13). Em 7 de fevereiro de 1931, no Correio de Coimbra, Herculano de Carvalho
critica seu comportamento de pouca fé: “O pensamento é, por vezes, para certas
almas vibráteis, abandonadas em si mesmas, sem o esteio da Fé, que guarda e salva,
um subtil veneno, que mata o corpo, depois de apagar ou de fazer esmorecer a razão
e, conseqüentemente, a vontade” (DAL FARRA, 2002, p. 14). Dal Farra comenta tais
críticas em Afinado desconcerto de forma peremptória:
Se leio claramente a implicitação aí contida, concluo que a tal alma
vibrátil é prerrogativa feminina; que estar abandonada a si mesma
se traduz por ausência de tutor, terreno ou divino.
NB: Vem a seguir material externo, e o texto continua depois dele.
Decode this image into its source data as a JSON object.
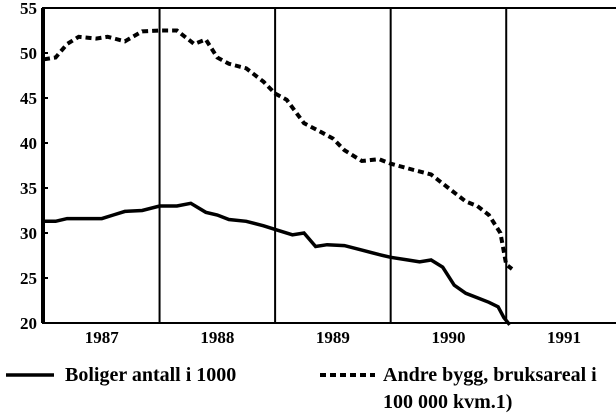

Logo se vê como
fica claro o preconceito subliminar a tais assertivas: se é proibido à
mulher pensar, quanto mais poetar...Pensando e versejando, ela
pode descobrir no amor (pobre indefesa!) uma corrosão que a
destina à morte (ao suicídio) (2002, p.14).
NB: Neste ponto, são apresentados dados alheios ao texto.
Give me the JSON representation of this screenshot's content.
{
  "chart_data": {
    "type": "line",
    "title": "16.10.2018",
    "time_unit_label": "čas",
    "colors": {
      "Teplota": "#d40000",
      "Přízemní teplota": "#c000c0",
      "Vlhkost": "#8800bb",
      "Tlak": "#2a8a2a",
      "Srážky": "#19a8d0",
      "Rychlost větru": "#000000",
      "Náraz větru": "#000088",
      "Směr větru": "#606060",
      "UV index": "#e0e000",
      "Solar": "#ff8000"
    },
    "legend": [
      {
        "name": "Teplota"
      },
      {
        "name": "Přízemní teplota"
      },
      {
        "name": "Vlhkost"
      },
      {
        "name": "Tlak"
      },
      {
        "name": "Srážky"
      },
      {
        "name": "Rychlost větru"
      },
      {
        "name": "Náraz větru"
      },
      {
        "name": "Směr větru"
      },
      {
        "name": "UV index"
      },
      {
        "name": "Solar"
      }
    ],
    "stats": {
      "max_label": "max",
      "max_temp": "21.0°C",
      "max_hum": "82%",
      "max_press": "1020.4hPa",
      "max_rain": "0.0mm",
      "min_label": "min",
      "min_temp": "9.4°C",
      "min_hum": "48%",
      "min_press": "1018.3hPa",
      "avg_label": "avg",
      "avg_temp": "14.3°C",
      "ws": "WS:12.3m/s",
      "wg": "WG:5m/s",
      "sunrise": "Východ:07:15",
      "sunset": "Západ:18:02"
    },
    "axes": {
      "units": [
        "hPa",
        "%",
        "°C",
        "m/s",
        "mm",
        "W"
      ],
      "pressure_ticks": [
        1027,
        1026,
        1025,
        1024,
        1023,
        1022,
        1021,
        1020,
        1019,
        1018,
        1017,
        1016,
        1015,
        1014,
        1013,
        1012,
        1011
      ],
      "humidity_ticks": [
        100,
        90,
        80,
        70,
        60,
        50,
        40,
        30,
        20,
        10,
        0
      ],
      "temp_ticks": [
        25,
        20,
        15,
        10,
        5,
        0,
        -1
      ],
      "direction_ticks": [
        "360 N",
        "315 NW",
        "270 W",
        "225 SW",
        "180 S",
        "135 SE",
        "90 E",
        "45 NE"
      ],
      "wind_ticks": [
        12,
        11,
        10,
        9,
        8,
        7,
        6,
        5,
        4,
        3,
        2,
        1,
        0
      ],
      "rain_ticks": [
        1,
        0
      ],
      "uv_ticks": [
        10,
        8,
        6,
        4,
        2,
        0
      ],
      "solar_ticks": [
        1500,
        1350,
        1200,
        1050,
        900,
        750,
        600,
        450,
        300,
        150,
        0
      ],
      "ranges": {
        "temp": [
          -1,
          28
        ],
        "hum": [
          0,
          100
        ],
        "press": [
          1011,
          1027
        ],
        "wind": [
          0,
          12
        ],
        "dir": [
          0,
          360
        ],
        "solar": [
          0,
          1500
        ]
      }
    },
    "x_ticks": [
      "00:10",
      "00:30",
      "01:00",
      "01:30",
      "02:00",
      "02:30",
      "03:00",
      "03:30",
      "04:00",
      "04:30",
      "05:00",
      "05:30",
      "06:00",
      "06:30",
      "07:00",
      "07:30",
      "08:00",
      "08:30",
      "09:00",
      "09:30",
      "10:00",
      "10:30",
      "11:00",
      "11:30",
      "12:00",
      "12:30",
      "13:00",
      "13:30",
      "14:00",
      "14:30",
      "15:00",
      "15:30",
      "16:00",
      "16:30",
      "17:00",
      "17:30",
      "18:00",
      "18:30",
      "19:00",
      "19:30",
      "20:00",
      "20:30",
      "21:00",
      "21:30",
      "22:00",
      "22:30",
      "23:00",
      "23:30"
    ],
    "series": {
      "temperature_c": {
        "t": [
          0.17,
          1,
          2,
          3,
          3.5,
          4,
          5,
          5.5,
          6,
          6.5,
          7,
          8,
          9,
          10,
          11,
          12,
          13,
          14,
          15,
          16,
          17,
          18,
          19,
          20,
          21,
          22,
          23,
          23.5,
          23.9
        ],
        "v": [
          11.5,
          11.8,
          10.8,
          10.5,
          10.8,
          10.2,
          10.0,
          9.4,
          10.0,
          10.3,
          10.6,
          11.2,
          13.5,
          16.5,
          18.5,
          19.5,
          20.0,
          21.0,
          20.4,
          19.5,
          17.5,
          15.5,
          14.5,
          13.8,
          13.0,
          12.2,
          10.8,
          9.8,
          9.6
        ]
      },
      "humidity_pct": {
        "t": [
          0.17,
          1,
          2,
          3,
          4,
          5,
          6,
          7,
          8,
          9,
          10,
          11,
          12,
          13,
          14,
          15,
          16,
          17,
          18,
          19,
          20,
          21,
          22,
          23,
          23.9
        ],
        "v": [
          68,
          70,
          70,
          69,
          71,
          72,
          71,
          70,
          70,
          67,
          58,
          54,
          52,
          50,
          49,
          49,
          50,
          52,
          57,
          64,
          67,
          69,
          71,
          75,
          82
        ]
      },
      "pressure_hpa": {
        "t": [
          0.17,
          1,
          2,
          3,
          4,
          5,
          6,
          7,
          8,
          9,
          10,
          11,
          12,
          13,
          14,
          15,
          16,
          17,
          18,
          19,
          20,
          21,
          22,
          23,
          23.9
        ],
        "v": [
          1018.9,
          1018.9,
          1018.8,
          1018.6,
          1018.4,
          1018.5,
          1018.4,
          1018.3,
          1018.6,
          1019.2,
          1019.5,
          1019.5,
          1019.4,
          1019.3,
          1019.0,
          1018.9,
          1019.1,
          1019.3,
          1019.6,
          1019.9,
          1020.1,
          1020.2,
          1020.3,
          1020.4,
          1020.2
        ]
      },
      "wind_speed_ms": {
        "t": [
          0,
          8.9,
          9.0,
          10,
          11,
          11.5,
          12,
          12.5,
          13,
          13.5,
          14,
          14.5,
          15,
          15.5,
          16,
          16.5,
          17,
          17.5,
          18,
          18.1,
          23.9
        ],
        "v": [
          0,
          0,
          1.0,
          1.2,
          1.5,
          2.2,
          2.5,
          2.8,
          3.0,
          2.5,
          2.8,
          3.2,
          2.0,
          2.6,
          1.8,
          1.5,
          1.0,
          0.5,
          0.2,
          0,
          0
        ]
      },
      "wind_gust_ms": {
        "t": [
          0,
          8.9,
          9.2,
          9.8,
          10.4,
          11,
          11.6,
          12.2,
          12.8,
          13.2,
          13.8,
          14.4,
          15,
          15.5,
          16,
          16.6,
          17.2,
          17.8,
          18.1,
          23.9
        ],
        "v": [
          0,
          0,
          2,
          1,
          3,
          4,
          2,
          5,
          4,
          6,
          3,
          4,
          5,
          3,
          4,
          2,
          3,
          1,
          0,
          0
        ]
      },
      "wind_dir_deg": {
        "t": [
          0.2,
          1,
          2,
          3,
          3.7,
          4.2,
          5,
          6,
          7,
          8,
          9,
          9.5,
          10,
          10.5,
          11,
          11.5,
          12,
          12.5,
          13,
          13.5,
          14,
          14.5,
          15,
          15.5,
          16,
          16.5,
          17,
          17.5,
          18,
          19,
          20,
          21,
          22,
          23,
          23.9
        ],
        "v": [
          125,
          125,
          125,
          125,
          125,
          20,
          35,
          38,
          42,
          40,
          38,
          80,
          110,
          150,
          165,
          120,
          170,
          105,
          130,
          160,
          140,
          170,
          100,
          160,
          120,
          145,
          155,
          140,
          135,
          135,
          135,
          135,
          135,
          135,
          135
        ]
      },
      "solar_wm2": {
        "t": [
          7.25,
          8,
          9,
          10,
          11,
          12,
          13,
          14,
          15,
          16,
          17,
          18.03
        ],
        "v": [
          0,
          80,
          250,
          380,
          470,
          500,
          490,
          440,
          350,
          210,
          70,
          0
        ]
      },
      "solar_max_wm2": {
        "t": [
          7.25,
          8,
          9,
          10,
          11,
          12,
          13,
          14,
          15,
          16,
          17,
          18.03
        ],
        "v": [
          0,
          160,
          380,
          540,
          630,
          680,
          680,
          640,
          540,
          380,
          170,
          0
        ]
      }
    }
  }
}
Em Freud e a religião, Nazar aborda o tema apontando para as três funções
que a religião visa preencher: “a de satisfazer a sede de conhecimento do homem; a
de garantir conforto na desventura; a de estabelecer preceitos, proibições e
restrições”(2003, p. 39). Farta bibliografia religiosa era indicada para as moças, no
sentido de orientá-las para que dessa forma sua vida em sociedade fosse
irrepreensível, modelo baseado, muitas vezes, nas vidas das santas.
Seguem algumas citações de um livro católico, escrito por um abade italiano,
de título bastante sugestivo: Maria falando ao coração das donzelas, no início do
século XX. Tal livro servia como guia para o comportamento das jovens da época.
Percebe-se, nitidamente, a intenção de moldar o comportamento feminino:
Tu, minha filha, acaricias o corpo, nutrel-o, saisfazel-o, em tudo, e não
reflectes que, tratando-o d’essa sorte, o tornas mais apto de ser presa dos
fogos do inferno. Oh! Se conhecesses o que no outro mundo está
preparado ás almas sensuaes, e que atrozes tormentos n’elle sofrem,
repellirias n’um momento tudo o que póde pôr em perigo tua salvação
eterna,.não olharias mais o teu corpo senão como um servo inimigo a
quem é preciso vigiar sempre severamente ( BAYLE,1912, p. 61).